February 05, 2020

The Silurians Episode 1 review


Season 7@50. Familiarity can dull the impact of creative material yet there are some things which remain absorbing even though we know their every secret for example a favourite film or album or place. Or a Doctor Who story like `The Silurians`. The behind the scenes situation suggests this 1970 classic could easily have been a bit of a mess. With Derrick Sherwin and Peter Bryant having left, Barry Letts unavailable for the location filming, a 7 episode storyline and a new Doctor still finding his way it was hardly a settled production though nothing of this makes the finished version. Instead a confident, bold narrative offers a fresh take on the traditional `aliens on earth` story and a compelling representation of the Doctor as a high profile agitator rather than the low key subversive the previous incarnation had tended to be. The first episode is masterfully assembled and played and a sign that during this era of the programme episode ones would almost always be top class.




 Considering this is just the first of seven episodes it moves at a fair pace outlining all we need to know, building a mystery involving power losses and psychological issues. There’s clearly some connected secret that Doctor Quinn and Miss Dawson are hiding while we gain a sense of the agitation of Major Baker and Doctor Lawrence at the turn of events. I’ve no idea if any of the process we see in the cyclotron room makes any real scientific sense- those numbers for example – but it shows willing to invest some realism into an un real scenario. From a 2020 perspective the idea of building a place like this underground makes more sense than it probably did in 1970. The procedure we see in this episode resembles a pocket sized version of the large Hadron Collider in Switzerland and I like to think there are numbers read out like a lottery there too!

There are some wonderfully brisk, compact scenes with every line shining and helping advance some aspect of the narrative. From Liz’s sideways look when reading the Brigadier’s note, the unspoken animosity already bubbling between the Doctor and Baker, to Doctor Quinn’s furtive guilt it is all there and much else besides. Every scene feeds the story with no filler material, no pause for breath. The dialogue itself is rich and sweeping, especially the Doctor’s imperious approach to almost everyone. 

It feels like after a tentative start in `Spearhead from Space` Jon Pertwee finds his feet here with a more pronounced performance still wrapped in some lovely little eccentricities. The scenes he shares with an equally on form Nicholas Courtney are lively despite often being technical or procedural. Its impossible not to look at Fulton Mackay’s performance and wonder just how he would have fared as the Doctor. The evidence suggests he would do very well. Quinn is a man whose outward confidence must take a lot of effort considering what he’s up to but even for viewers coming to this fresh and not knowing you can get a real sense of that.

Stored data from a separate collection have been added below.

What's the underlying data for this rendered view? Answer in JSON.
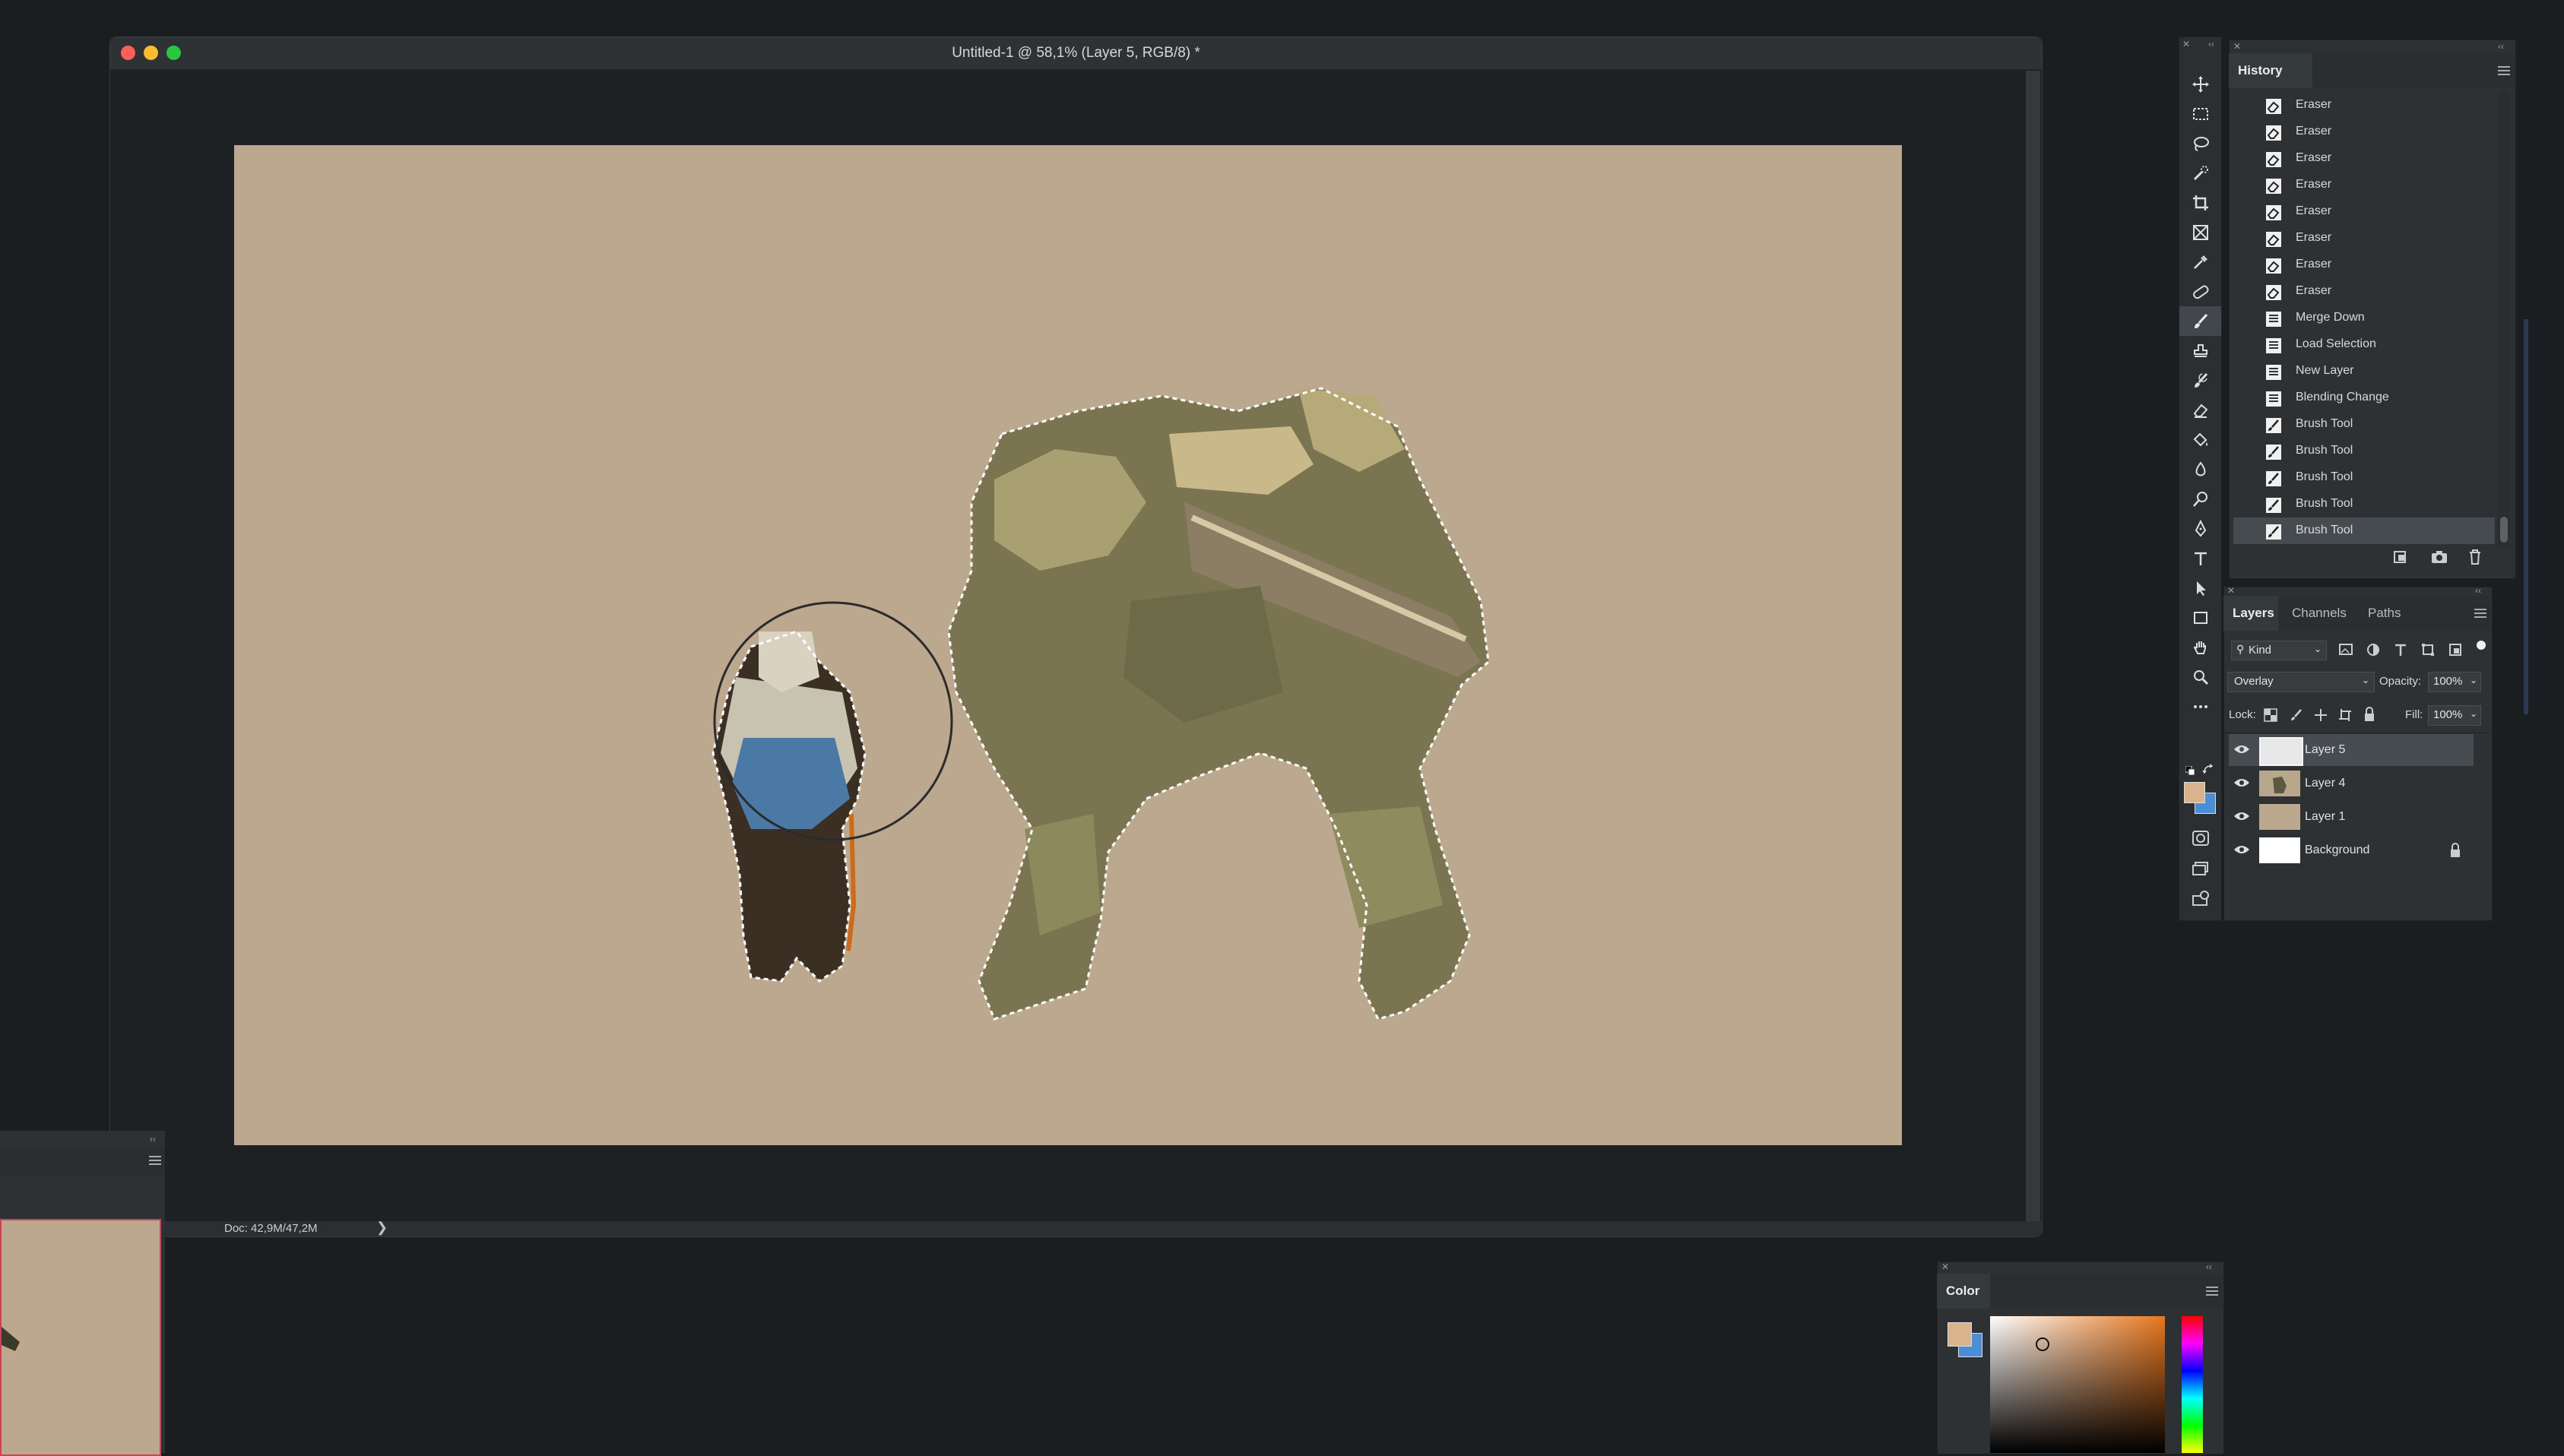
{
  "document": {
    "title": "Untitled-1 @ 58,1% (Layer 5, RGB/8) *",
    "status": "Doc: 42,9M/47,2M",
    "status_arrow": "❯",
    "canvas_color": "#bba88e"
  },
  "tools": [
    "move-tool",
    "marquee-tool",
    "lasso-tool",
    "quick-selection-tool",
    "crop-tool",
    "frame-tool",
    "eyedropper-tool",
    "spot-healing-tool",
    "brush-tool",
    "clone-stamp-tool",
    "history-brush-tool",
    "eraser-tool",
    "paint-bucket-tool",
    "blur-tool",
    "dodge-tool",
    "pen-tool",
    "type-tool",
    "path-selection-tool",
    "rectangle-tool",
    "hand-tool",
    "zoom-tool",
    "more-tools"
  ],
  "history": {
    "tab": "History",
    "items": [
      {
        "label": "Eraser",
        "icon": "eraser-icon"
      },
      {
        "label": "Eraser",
        "icon": "eraser-icon"
      },
      {
        "label": "Eraser",
        "icon": "eraser-icon"
      },
      {
        "label": "Eraser",
        "icon": "eraser-icon"
      },
      {
        "label": "Eraser",
        "icon": "eraser-icon"
      },
      {
        "label": "Eraser",
        "icon": "eraser-icon"
      },
      {
        "label": "Eraser",
        "icon": "eraser-icon"
      },
      {
        "label": "Eraser",
        "icon": "eraser-icon"
      },
      {
        "label": "Merge Down",
        "icon": "document-icon"
      },
      {
        "label": "Load Selection",
        "icon": "document-icon"
      },
      {
        "label": "New Layer",
        "icon": "document-icon"
      },
      {
        "label": "Blending Change",
        "icon": "document-icon"
      },
      {
        "label": "Brush Tool",
        "icon": "brush-icon"
      },
      {
        "label": "Brush Tool",
        "icon": "brush-icon"
      },
      {
        "label": "Brush Tool",
        "icon": "brush-icon"
      },
      {
        "label": "Brush Tool",
        "icon": "brush-icon"
      },
      {
        "label": "Brush Tool",
        "icon": "brush-icon"
      }
    ]
  },
  "layers_panel": {
    "tabs": [
      "Layers",
      "Channels",
      "Paths"
    ],
    "filter_kind": "Kind",
    "blend_mode": "Overlay",
    "opacity_label": "Opacity:",
    "opacity": "100%",
    "lock_label": "Lock:",
    "fill_label": "Fill:",
    "fill": "100%",
    "layers": [
      {
        "name": "Layer 5",
        "thumb": "#e8e8e8",
        "selected": true,
        "locked": false
      },
      {
        "name": "Layer 4",
        "thumb": "#b9a78c",
        "selected": false,
        "locked": false
      },
      {
        "name": "Layer 1",
        "thumb": "#bba88e",
        "selected": false,
        "locked": false
      },
      {
        "name": "Background",
        "thumb": "#ffffff",
        "selected": false,
        "locked": true
      }
    ]
  },
  "color_panel": {
    "tab": "Color",
    "foreground": "#d9b38c",
    "background": "#4a8fd6"
  }
}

Occasionally the design side is a little wanting. There seems to be no point to the split level layout of the accelerator room when people wander up and down at will when presumably the idea is that a security screen protects the people upstairs in the control room. Despite excellent sound effects in the caves, the cyclotron itself doesn’t seem noisy enough and the colourful glow makes it look less like a proper piece of kit. The dinosaur isn’t perfect though remarkably is much more convincing than the ones the series had five years later.

It is a sign of the level of confidence of this production that they even show us the Silurians before we see them on screen courtesy of the drawings on the wall. By the end the Doctor is in the caves facing the dinosaur and confirming that this new era of Doctor Who is now flying high.